South Italian ports hosted fleets of local ships as well as those of the emerging commercial powers of Genoa, Pisa and Venice. So the pilgrim had secure, effic­ient and direct connections. At the same time, new hospitals, inns, bridges and monasteries emerged along It­aly’s main pilgrim routes, or near shrines for foreign vis­it­ors. The major Apulian and Sicilian ports often hosted pilgrim hospit­als belonging to Holy Land military monastic orders, Templars and Hospitallers. Mes­s­ina was a particularly hectic port.

 
Pilgrim badge bought at
shrine at Saint-Josse-sur-Mer, France
Pinterest

Most of the surviving evidence focuses on elite travellers – nobles and bishops. But travel, and pilgrimage in particular, was also undertaken by the very poorest. Monastic rules out­lined their monks’ duty to offer free hospitality to all trav­ellers. It was also good advertising for shrine centres to be seen to cater for all backgrounds. After all, foreign visit­ors spent money on local serv­ices and on profitable tolls. The guardians of southern Italy’s shrine centres actively competed for travellers.

Many pilgrims suffered from debilitating conditions, and struggled to cope with travelling demands. Many died. One chronicler of the First Crusade saw the drowning of 400 pilgrims in Brindisi harbour but, he said, dying as a pilgrim brought the hope of salvation. Of course threats of robbery, shipwreck and dis­ease always remained - no wonder pilgrims travelled in groups. It is no coincidence that the word travel comes from ancient word travail, meaning hardship.

Southern Italy’s landscape elicited wonder and fear. Its seas in the busy Straits of Mess­ina were full of tidal rips. Muslim travellers suffered a near-fatal shipwreck in the Straits in the 1180s. The famous 1280 map, Hereford Mappa Mundi, por­t­rayed two sea monsters lurking in Sicilian waters.

Erupt­ions at Vesuvius and Etna were a regul­ar feature: one struck at Catania Sicily in 1169 killing 15,000 people.
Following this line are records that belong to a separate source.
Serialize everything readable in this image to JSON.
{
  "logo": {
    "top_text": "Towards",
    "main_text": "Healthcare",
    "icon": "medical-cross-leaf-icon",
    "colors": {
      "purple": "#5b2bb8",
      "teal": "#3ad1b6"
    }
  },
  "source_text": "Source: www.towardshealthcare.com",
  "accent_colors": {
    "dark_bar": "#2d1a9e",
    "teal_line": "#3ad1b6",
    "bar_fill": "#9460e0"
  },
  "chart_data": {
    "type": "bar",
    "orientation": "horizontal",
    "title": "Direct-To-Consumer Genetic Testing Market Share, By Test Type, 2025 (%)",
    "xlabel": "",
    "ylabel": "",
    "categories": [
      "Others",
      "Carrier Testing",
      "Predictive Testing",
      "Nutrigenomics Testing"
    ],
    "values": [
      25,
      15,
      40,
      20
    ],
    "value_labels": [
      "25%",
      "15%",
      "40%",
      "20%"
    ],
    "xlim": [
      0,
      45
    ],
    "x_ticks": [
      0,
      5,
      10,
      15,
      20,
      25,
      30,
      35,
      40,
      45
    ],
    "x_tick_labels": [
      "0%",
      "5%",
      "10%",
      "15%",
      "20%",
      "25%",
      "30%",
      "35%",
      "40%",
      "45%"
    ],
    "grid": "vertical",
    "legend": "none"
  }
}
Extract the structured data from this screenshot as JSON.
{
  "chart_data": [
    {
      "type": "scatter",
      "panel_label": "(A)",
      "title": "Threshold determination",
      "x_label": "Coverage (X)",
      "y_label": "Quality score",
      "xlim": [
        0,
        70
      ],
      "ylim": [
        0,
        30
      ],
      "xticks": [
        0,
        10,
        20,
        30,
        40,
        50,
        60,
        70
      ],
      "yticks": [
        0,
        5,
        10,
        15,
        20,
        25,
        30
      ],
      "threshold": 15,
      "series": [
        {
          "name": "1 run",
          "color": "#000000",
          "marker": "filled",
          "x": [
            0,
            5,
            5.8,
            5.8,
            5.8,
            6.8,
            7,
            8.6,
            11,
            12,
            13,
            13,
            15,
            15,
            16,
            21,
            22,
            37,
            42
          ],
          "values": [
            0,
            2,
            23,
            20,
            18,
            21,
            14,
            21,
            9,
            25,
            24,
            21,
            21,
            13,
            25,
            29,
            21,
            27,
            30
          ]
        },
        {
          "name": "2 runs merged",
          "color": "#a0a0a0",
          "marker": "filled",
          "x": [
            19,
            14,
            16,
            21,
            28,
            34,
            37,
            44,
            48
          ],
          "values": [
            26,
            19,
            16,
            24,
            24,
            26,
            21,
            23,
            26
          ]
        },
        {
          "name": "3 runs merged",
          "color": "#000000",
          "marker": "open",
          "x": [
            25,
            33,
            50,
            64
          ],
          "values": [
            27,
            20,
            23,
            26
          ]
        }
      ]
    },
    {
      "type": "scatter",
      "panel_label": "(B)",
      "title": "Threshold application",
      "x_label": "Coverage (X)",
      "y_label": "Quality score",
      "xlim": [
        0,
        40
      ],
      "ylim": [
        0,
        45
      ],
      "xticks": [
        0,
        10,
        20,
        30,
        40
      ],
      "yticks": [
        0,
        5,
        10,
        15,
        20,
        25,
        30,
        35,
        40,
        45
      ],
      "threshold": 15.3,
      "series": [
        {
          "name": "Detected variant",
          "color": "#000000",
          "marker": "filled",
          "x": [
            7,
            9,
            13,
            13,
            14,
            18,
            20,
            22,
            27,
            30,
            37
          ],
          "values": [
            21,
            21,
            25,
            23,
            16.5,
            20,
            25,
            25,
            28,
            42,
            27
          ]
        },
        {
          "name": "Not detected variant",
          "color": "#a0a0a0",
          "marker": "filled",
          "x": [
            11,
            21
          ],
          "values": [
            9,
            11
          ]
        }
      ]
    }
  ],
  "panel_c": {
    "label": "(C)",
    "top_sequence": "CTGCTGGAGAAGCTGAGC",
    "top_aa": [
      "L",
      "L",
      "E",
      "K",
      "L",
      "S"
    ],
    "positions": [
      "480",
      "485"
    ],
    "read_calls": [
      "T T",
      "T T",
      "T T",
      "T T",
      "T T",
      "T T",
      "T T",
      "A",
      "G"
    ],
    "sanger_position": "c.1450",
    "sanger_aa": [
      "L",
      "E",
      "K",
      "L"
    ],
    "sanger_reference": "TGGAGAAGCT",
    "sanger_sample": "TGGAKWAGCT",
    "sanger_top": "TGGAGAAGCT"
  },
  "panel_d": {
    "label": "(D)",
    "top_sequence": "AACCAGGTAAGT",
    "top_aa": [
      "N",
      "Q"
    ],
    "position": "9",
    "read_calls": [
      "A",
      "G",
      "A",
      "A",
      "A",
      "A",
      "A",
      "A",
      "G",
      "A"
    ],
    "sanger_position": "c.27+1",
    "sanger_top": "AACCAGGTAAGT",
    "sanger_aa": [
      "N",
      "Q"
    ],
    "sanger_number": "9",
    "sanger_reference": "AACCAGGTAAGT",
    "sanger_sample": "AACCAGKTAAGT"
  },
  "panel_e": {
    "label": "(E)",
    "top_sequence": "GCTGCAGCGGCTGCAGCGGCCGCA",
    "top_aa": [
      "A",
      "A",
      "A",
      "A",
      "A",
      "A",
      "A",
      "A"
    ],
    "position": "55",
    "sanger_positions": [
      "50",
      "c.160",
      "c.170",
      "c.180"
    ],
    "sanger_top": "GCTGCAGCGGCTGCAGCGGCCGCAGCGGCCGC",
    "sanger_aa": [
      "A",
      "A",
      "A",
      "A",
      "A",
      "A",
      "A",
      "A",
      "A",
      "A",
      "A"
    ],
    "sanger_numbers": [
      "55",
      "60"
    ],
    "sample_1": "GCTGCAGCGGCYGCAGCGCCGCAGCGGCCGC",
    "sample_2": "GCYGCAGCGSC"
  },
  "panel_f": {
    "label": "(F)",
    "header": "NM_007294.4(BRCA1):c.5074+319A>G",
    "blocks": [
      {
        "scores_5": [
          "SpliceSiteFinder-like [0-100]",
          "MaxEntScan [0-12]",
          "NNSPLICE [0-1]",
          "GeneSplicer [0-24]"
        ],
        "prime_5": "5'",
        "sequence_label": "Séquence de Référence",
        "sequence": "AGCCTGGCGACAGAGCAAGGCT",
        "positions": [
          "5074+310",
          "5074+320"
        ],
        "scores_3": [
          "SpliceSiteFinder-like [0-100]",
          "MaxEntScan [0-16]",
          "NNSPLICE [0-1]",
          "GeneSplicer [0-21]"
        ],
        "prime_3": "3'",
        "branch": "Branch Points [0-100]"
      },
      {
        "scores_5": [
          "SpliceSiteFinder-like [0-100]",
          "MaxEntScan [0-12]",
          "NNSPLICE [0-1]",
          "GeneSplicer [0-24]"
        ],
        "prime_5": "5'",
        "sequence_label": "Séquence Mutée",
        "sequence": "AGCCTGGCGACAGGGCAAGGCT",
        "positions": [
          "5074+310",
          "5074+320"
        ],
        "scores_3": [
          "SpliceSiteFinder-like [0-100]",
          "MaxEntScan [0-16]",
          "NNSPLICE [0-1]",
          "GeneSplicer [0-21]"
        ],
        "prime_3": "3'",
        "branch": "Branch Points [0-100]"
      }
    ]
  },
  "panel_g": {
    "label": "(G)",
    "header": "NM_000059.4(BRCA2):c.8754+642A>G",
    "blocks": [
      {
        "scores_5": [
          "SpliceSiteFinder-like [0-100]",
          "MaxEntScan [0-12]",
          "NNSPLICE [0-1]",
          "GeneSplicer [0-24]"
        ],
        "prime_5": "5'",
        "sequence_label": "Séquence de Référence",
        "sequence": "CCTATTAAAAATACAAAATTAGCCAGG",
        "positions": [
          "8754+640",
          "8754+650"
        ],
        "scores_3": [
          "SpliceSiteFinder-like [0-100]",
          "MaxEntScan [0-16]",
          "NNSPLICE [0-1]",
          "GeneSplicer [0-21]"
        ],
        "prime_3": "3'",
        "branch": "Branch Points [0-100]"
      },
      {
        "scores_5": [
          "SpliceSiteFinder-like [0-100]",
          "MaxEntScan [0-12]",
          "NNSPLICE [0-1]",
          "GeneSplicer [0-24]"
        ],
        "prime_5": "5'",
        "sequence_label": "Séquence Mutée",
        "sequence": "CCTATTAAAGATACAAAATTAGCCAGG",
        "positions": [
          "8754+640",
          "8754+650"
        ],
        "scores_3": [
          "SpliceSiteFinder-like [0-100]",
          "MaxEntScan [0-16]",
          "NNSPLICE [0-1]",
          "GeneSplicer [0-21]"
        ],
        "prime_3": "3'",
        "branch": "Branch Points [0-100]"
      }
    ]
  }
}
The region’s volcanoes had even greater potency, connecting them to Hell’s Entrance and showing God’s disapproval.

In c1170 a Spanish Jewish traveller and author, Benjamin of Tudela, pas­s­ed near Naples and marvelled at the sight of an ancient city submerged just off the coast. Like many travellers, he came there to access cutting-edge medical knowl­ed­ge, a fusion of Arabic and ancient Greek learning that had been a specialty in Salerno.

To prove that travellers had been to the distant city they had aimed for, each would buy a badge to show off back at home. Typically made of lead alloy, the badges were sold as souven­irs at Christian pilgrimage sites and related to the part­ic­ular saint ven­er­ated there. The shrine at Saint-Josse-sur-Mer in France was named after a hermit, St Jos, in a monastery. His hermitage became a popular site for late C14th English pilgrims on the way to more distant shrines.

In the most appealing and popular sites across Europe (Jerusalem in Is­rael, Compost­ela in Spain, Canterbury in Eng­land, Cologne in Germany etc) the badges tended to be standardised eg St Thomas Becket was the most popular sub­ject in Canberbury and a shell was sold most frequently in Compostela.

Hereford Mappa Mundi
map created in 1280.
Media Storehouse

Conclusion 
Medieval travellers displayed traits that reflected aspects of our modern understanding of tourism. Southern Italy was an alluring travel hotspot - it had devel­oped travel and serv­ice structures, it catered for those seek­ing spiritual salvat­ion, it provided learning and tested those who sought chall­enges. Those challenges were often sought as ends in them­selves.